Uno de los mejores teólogos del siglo XX, Karl Barht, ofrece la siguiente
reflexión: “A través de Jesucristo, Dios ha demostrado, haciéndolo
visible, audible y perceptible, que Él amaba al mundo, que Él no quiso
ser Dios sin tal mundo, sin los hombres, sin ningún individuo en
particular. Y en el mismo Jesucristo, Él ha demostrado, haciéndolo
visible, audible y perceptible, que el mundo, al igual que todos los
hombres y que cada individuo en particular, no pueden existir sin Él. La
demostración de que Él pertenece al mundo, y este mundo le pertenece
a Él, es la opción y la obra de Su amor en Jesucristo, el reino del hijo de
Su amor”.
Es fuerte eso que dice Barht: Dios no quiso ser Dios sin los hombres.

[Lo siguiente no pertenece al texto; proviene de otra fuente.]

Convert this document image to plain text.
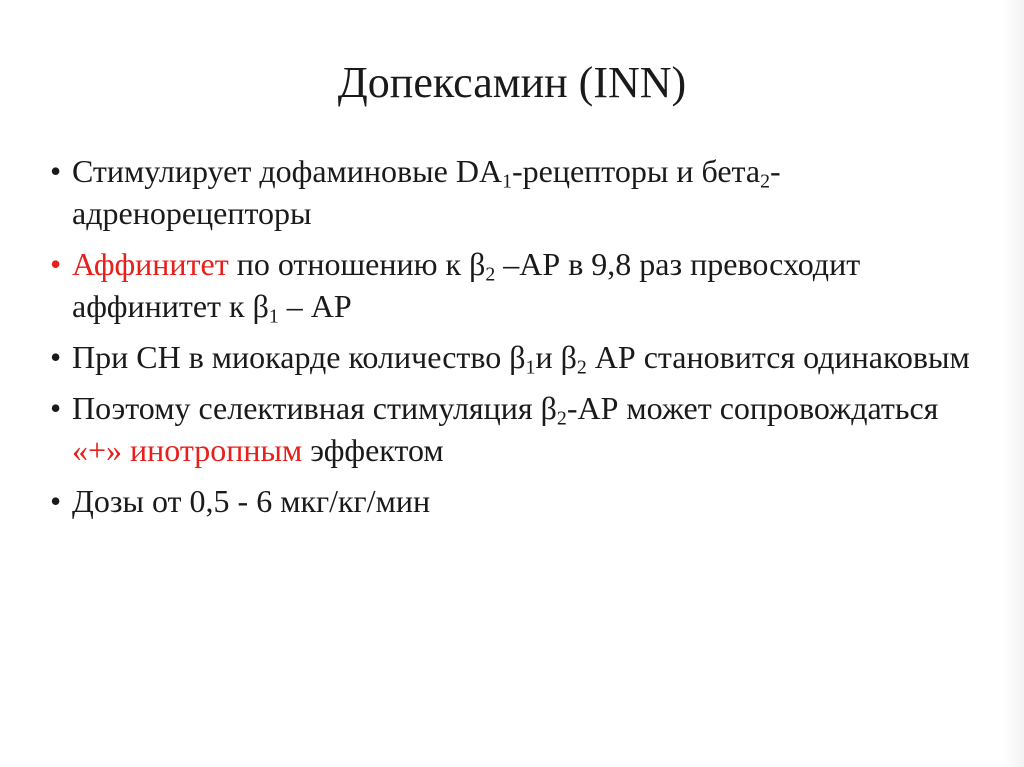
Допексамин (INN)
• Стимулирует дофаминовые $DA_1$-рецепторы и бета$_2$-адренорецепторы
• Аффинитет по отношению к $\beta_2$ –АР в 9,8 раз превосходит аффинитет к $\beta_1$ – АР
• При СН в миокарде количество $\beta_1и$ $\beta_2$ АР становится одинаковым
• Поэтому селективная стимуляция $\beta_2-АР$ может сопровождаться «+» инотропным эффектом
• Дозы от 0,5 - 6 мкг/кг/мин
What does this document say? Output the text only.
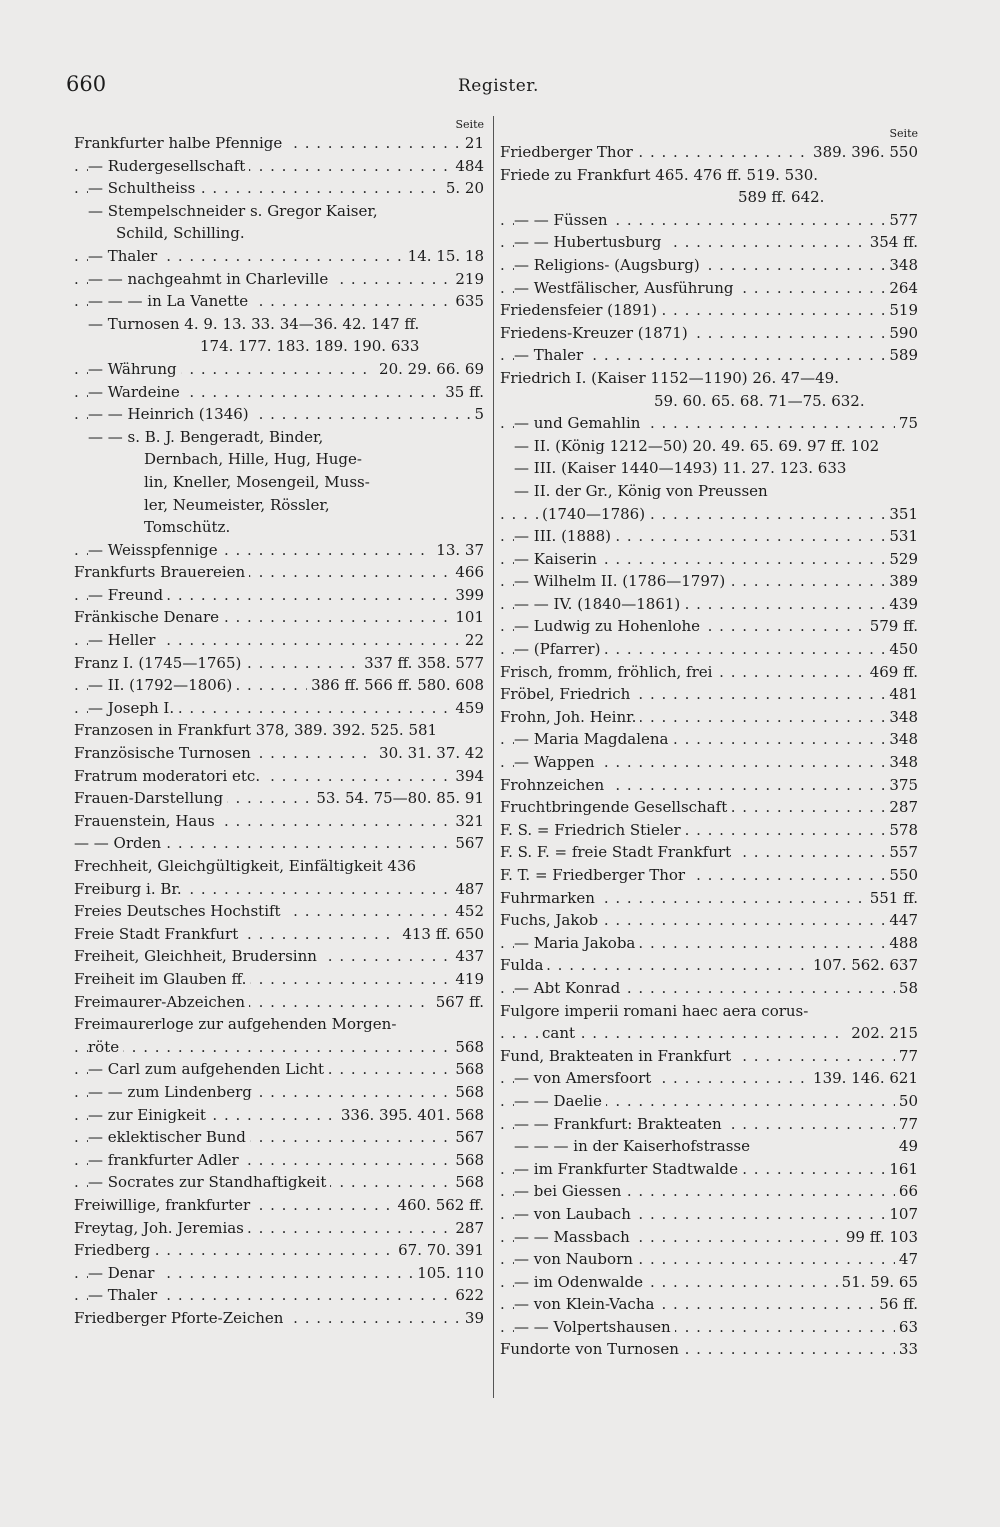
660	Register.
Seite
. . . Frankfurter halbe Pfennige	21
. . . — Rudergesellschaft	484
. . . — Schultheiss	5. 20
— Stempelschneider s. Gregor Kaiser,
Schild, Schilling.
. . . — Thaler	14. 15. 18
. . . — — nachgeahmt in Charleville	219
. . . — — — in La Vanette	635
— Turnosen 4. 9. 13. 33. 34—36. 42. 147 ff.
174. 177. 183. 189. 190. 633
. . . — Währung	20. 29. 66. 69
. . . — Wardeine	35 ff.
. . . — — Heinrich (1346)	5
— — s. B. J. Bengeradt, Binder,
Dernbach, Hille, Hug, Huge-
lin, Kneller, Mosengeil, Muss-
ler, Neumeister, Rössler,
Tomschütz.
. . . — Weisspfennige	13. 37
. . . Frankfurts Brauereien	466
. . . — Freund	399
. . . Fränkische Denare	101
. . . — Heller	22
. . . Franz I. (1745—1765)	337 ff. 358. 577
. . . — II. (1792—1806)	386 ff. 566 ff. 580. 608
. . . — Joseph I.	459
Franzosen in Frankfurt 378, 389. 392. 525. 581
. . . Französische Turnosen	30. 31. 37. 42
. . . Fratrum moderatori etc.	394
. . . Frauen-Darstellung	53. 54. 75—80. 85. 91
. . . Frauenstein, Haus	321
. . . — — Orden	567
Frechheit, Gleichgültigkeit, Einfältigkeit 436
. . . Freiburg i. Br.	487
. . . Freies Deutsches Hochstift	452
. . . Freie Stadt Frankfurt	413 ff. 650
. . . Freiheit, Gleichheit, Brudersinn	437
. . . Freiheit im Glauben ff.	419
. . . Freimaurer-Abzeichen	567 ff.
Freimaurerloge zur aufgehenden Morgen-
. . . röte	568
. . . — Carl zum aufgehenden Licht	568
. . . — — zum Lindenberg	568
. . . — zur Einigkeit	336. 395. 401. 568
. . . — eklektischer Bund	567
. . . — frankfurter Adler	568
. . . — Socrates zur Standhaftigkeit	568
. . . Freiwillige, frankfurter	460. 562 ff.
. . . Freytag, Joh. Jeremias	287
. . . Friedberg	67. 70. 391
. . . — Denar	105. 110
. . . — Thaler	622
. . . Friedberger Pforte-Zeichen	39
Seite
. . . Friedberger Thor	389. 396. 550
Friede zu Frankfurt 465. 476 ff. 519. 530.
589 ff. 642.
. . . — — Füssen	577
. . . — — Hubertusburg	354 ff.
. . . — Religions- (Augsburg)	348
. . . — Westfälischer, Ausführung	264
. . . Friedensfeier (1891)	519
. . . Friedens-Kreuzer (1871)	590
. . . — Thaler	589
Friedrich I. (Kaiser 1152—1190) 26. 47—49.
59. 60. 65. 68. 71—75. 632.
. . . — und Gemahlin	75
— II. (König 1212—50) 20. 49. 65. 69. 97 ff. 102
— III. (Kaiser 1440—1493) 11. 27. 123. 633
— II. der Gr., König von Preussen
. . . (1740—1786)	351
. . . — III. (1888)	531
. . . — Kaiserin	529
. . . — Wilhelm II. (1786—1797)	389
. . . — — IV. (1840—1861)	439
. . . — Ludwig zu Hohenlohe	579 ff.
. . . — (Pfarrer)	450
. . . Frisch, fromm, fröhlich, frei	469 ff.
. . . Fröbel, Friedrich	481
. . . Frohn, Joh. Heinr.	348
. . . — Maria Magdalena	348
. . . — Wappen	348
. . . Frohnzeichen	375
. . . Fruchtbringende Gesellschaft	287
. . . F. S. = Friedrich Stieler	578
. . . F. S. F. = freie Stadt Frankfurt	557
. . . F. T. = Friedberger Thor	550
. . . Fuhrmarken	551 ff.
. . . Fuchs, Jakob	447
. . . — Maria Jakoba	488
. . . Fulda	107. 562. 637
. . . — Abt Konrad	58
Fulgore imperii romani haec aera corus-
. . . cant	202. 215
. . . Fund, Brakteaten in Frankfurt	77
. . . — von Amersfoort	139. 146. 621
. . . — — Daelie	50
. . . — — Frankfurt: Brakteaten	77
— — — in der Kaiserhofstrasse	49
. . . — im Frankfurter Stadtwalde	161
. . . — bei Giessen	66
. . . — von Laubach	107
. . . — — Massbach	99 ff. 103
. . . — von Nauborn	47
. . . — im Odenwalde	51. 59. 65
. . . — von Klein-Vacha	56 ff.
. . . — — Volpertshausen	63
. . . Fundorte von Turnosen	33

Pero eso es lo propio del amor: no querer ser sin el otro, no querer
teniéndose a sí mismo sin el tú amado. Por otra parte, si aceptamos de
verdad que Dios no quiso ser Dios “sin ningún individuo en particular”, o
sea, con todos y cada uno de los seres humanos a los que conoce
personalmente por su nombre, eso significa que cuando rechazamos a
un ser humano estamos rechazando una “parte”, algo propio de Dios.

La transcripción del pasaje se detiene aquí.